Abstract

We report rotation periods for 254 stars in an area 40' × 80' centered on the Orion Nebula. We show that these stars are likely members of the young (∼106 yr) Orion OBIc/d association. The rotation period distribution we determine, which is sensitive to periods 0.1 < P < 8 days, shows a sharp cutoff for periods P < 0.5 days, corresponding to breakup velocity for these stars. Above 0.5 days the distribution is consistent with a uniform distribution; we do not find evidence for a "gap" of periods at 4–5 days. We find signatures of active accretion among stars at all periods; active accretion does not occur preferentially among slow rotators in our sample. We find no correlation between rotation period and near-IR signatures of circumstellar disks. In addition, we show that the distribution of v sin i among stars in our sample bears striking resemblance to that of low-mass Pleiades stars. We discuss the implications of our findings for the evolution of stellar angular momentum during the pre–main-sequence phase.
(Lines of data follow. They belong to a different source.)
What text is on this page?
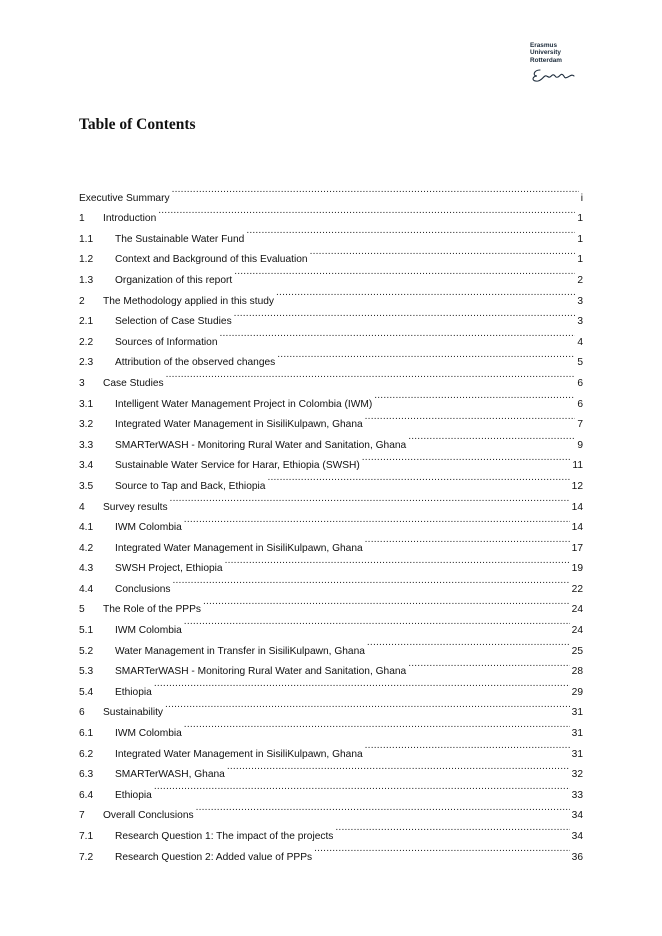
Erasmus
University
Rotterdam
Table of Contents
Executive Summary .....	i
1	Introduction .....	1
1.1	The Sustainable Water Fund .....	1
1.2	Context and Background of this Evaluation .....	1
1.3	Organization of this report .....	2
2	The Methodology applied in this study .....	3
2.1	Selection of Case Studies .....	3
2.2	Sources of Information .....	4
2.3	Attribution of the observed changes .....	5
3	Case Studies .....	6
3.1	Intelligent Water Management Project in Colombia (IWM) .....	6
3.2	Integrated Water Management in SisiliKulpawn, Ghana .....	7
3.3	SMARTerWASH - Monitoring Rural Water and Sanitation, Ghana .....	9
3.4	Sustainable Water Service for Harar, Ethiopia (SWSH) .....	11
3.5	Source to Tap and Back, Ethiopia .....	12
4	Survey results .....	14
4.1	IWM Colombia .....	14
4.2	Integrated Water Management in SisiliKulpawn, Ghana .....	17
4.3	SWSH Project, Ethiopia .....	19
4.4	Conclusions .....	22
5	The Role of the PPPs .....	24
5.1	IWM Colombia .....	24
5.2	Water Management in Transfer in SisiliKulpawn, Ghana .....	25
5.3	SMARTerWASH - Monitoring Rural Water and Sanitation, Ghana .....	28
5.4	Ethiopia .....	29
6	Sustainability .....	31
6.1	IWM Colombia .....	31
6.2	Integrated Water Management in SisiliKulpawn, Ghana .....	31
6.3	SMARTerWASH, Ghana .....	32
6.4	Ethiopia .....	33
7	Overall Conclusions .....	34
7.1	Research Question 1: The impact of the projects .....	34
7.2	Research Question 2: Added value of PPPs .....	36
We argue that all stars in our sample must still deplete angular momentum by factors of roughly 5–10, if they are to preserve their v sin i distribution over approximately the next 100 Myr. We consider in detail whether our findings are consistent with disk-regulated stellar rotation. We do not find observational evidence that magnetic disk-locking is the dominant mechanism in angular momentum evolution during the pre–main-sequence phase.